- Type: Aircraft engine
- National origin: United Kingdom
- Manufacturer: Rotron Power

= Rotron RT600 =

Series of British aircraft engines

The Rotron RT600 is a series of British aircraft engines, designed and produced by Rotron Power Ltd of Semley, Wiltshire for use in unmanned aerial vehicles, light aircraft and helicopters.

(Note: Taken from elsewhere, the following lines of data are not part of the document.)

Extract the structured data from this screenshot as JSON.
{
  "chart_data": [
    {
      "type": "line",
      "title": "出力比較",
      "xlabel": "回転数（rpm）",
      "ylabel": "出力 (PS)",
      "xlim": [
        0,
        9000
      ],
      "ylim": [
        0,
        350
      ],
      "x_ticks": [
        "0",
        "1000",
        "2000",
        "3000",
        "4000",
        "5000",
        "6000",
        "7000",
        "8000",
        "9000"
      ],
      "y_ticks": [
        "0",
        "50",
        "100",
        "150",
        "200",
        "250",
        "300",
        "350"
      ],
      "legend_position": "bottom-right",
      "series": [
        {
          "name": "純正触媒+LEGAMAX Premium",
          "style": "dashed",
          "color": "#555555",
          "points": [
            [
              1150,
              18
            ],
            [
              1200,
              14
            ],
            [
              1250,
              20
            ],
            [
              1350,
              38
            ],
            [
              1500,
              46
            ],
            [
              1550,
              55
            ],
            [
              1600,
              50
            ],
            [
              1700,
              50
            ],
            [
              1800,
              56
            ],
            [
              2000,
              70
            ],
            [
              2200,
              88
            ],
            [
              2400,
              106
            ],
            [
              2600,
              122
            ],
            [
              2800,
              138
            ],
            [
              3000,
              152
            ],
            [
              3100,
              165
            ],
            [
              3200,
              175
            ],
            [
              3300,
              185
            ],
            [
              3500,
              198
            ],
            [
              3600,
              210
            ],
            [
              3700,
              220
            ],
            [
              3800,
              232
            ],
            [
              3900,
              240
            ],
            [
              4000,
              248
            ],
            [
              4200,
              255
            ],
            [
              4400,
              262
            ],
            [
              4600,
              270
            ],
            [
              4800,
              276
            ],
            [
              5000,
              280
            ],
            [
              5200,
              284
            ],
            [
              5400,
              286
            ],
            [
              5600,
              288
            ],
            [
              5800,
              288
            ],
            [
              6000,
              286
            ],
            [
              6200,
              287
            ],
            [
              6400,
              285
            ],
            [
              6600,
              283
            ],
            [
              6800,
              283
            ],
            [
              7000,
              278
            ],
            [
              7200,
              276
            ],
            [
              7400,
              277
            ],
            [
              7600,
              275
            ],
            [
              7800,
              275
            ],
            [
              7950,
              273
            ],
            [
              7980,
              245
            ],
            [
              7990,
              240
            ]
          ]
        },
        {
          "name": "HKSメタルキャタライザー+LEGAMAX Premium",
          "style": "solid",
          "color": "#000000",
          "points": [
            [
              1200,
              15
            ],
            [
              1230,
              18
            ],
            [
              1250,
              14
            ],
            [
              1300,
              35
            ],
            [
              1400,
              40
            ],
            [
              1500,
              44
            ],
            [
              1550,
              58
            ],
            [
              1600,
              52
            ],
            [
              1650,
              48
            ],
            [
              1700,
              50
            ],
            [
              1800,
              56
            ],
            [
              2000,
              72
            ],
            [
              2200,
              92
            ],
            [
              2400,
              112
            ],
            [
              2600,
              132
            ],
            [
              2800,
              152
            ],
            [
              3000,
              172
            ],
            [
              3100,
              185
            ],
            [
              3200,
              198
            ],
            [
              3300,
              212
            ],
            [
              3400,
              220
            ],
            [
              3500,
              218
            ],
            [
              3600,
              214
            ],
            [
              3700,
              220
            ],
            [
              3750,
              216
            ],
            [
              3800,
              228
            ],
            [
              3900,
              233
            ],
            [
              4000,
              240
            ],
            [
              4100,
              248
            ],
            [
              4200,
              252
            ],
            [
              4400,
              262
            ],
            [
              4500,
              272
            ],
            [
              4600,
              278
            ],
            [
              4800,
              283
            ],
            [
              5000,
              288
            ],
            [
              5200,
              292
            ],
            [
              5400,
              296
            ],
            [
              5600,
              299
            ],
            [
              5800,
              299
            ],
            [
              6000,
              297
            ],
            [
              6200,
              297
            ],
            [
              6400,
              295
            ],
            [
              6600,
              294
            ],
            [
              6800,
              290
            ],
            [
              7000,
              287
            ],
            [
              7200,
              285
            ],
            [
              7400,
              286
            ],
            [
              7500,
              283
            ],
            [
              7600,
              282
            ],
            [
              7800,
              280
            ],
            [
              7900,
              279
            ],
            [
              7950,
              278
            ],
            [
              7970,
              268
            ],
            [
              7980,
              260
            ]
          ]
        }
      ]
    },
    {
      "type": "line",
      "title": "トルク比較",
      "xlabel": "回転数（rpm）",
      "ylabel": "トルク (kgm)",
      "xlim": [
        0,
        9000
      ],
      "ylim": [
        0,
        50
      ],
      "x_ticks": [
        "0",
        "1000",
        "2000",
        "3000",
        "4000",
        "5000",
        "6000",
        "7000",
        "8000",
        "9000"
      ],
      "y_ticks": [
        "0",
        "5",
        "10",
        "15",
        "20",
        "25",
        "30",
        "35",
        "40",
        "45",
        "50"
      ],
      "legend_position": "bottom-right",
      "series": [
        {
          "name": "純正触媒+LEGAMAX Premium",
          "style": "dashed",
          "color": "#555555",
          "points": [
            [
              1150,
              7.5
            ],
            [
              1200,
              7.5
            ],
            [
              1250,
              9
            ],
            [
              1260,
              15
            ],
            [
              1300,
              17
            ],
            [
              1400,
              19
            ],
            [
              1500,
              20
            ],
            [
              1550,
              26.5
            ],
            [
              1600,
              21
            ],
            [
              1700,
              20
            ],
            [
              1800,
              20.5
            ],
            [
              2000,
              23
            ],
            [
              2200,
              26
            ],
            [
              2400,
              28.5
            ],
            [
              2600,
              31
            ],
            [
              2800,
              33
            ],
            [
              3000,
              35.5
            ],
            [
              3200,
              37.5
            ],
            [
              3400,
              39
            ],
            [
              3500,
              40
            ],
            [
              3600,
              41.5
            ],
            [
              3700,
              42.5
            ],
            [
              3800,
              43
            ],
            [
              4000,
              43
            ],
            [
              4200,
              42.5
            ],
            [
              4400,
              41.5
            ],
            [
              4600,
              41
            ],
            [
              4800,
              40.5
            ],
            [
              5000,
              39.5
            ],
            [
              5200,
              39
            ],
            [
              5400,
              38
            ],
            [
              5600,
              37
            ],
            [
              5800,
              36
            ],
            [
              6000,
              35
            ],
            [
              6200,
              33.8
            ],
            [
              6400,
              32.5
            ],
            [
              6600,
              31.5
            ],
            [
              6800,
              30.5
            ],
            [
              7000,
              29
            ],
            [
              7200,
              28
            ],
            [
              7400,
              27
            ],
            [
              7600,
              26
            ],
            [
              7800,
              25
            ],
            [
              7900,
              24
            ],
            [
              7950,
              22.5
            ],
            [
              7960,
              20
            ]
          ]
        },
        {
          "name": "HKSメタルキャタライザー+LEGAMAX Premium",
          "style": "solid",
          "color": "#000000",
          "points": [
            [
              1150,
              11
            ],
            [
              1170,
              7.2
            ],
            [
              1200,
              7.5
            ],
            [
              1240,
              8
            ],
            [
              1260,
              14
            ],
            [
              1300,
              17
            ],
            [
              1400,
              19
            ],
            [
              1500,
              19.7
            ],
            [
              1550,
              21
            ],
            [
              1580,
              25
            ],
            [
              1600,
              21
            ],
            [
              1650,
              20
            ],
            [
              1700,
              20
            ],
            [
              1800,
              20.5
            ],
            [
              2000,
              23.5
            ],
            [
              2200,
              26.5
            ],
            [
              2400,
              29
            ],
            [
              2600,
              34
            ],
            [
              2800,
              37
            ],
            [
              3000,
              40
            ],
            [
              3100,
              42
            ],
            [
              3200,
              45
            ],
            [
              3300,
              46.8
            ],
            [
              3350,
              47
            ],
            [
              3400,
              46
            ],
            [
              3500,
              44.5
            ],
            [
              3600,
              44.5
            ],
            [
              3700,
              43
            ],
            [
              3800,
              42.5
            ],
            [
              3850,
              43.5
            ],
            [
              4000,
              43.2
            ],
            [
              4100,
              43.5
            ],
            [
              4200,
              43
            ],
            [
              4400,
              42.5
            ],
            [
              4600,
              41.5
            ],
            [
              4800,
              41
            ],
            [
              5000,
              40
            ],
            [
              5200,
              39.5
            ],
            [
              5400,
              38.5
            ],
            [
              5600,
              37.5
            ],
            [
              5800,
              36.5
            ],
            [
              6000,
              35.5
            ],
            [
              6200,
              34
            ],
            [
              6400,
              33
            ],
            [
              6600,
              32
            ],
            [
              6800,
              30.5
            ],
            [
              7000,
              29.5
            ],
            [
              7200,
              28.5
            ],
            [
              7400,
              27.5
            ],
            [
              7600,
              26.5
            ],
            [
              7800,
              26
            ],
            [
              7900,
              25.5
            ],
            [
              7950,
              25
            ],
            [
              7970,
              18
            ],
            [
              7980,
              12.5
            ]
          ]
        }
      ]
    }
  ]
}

==Design and development==
The engine is a dual-rotor Wankel engine, 600 cc displacement, liquid-cooled, petroleum/jet fuel engine design. It can be employed direct-drive or with a toothed poly V belt reduction drive. It employs dual electronic ignition and produces 53 to 100 hp at 7500 rpm, depending on the model.

==Variants==
- RT600 Jet-A1
Model that runs on Jet A-1 fuel, with a compression ratio of 8.5:1 and produces 56 hp at 7500 rpm.
- RT600 LCR
Model that runs on petroleum or avgas, with a compression ratio of 9.6:1 and produces 58 hp at 7500 rpm.
- RT600 LCR-EXE
Model that runs on petroleum or avgas, with a compression ratio of 9.6:1 and produces 53 hp at 5000 rpm.
- RT600 XE
Model that runs on petroleum, with a compression ratio of 9.5:1 and produces 100 hp at 7500 rpm.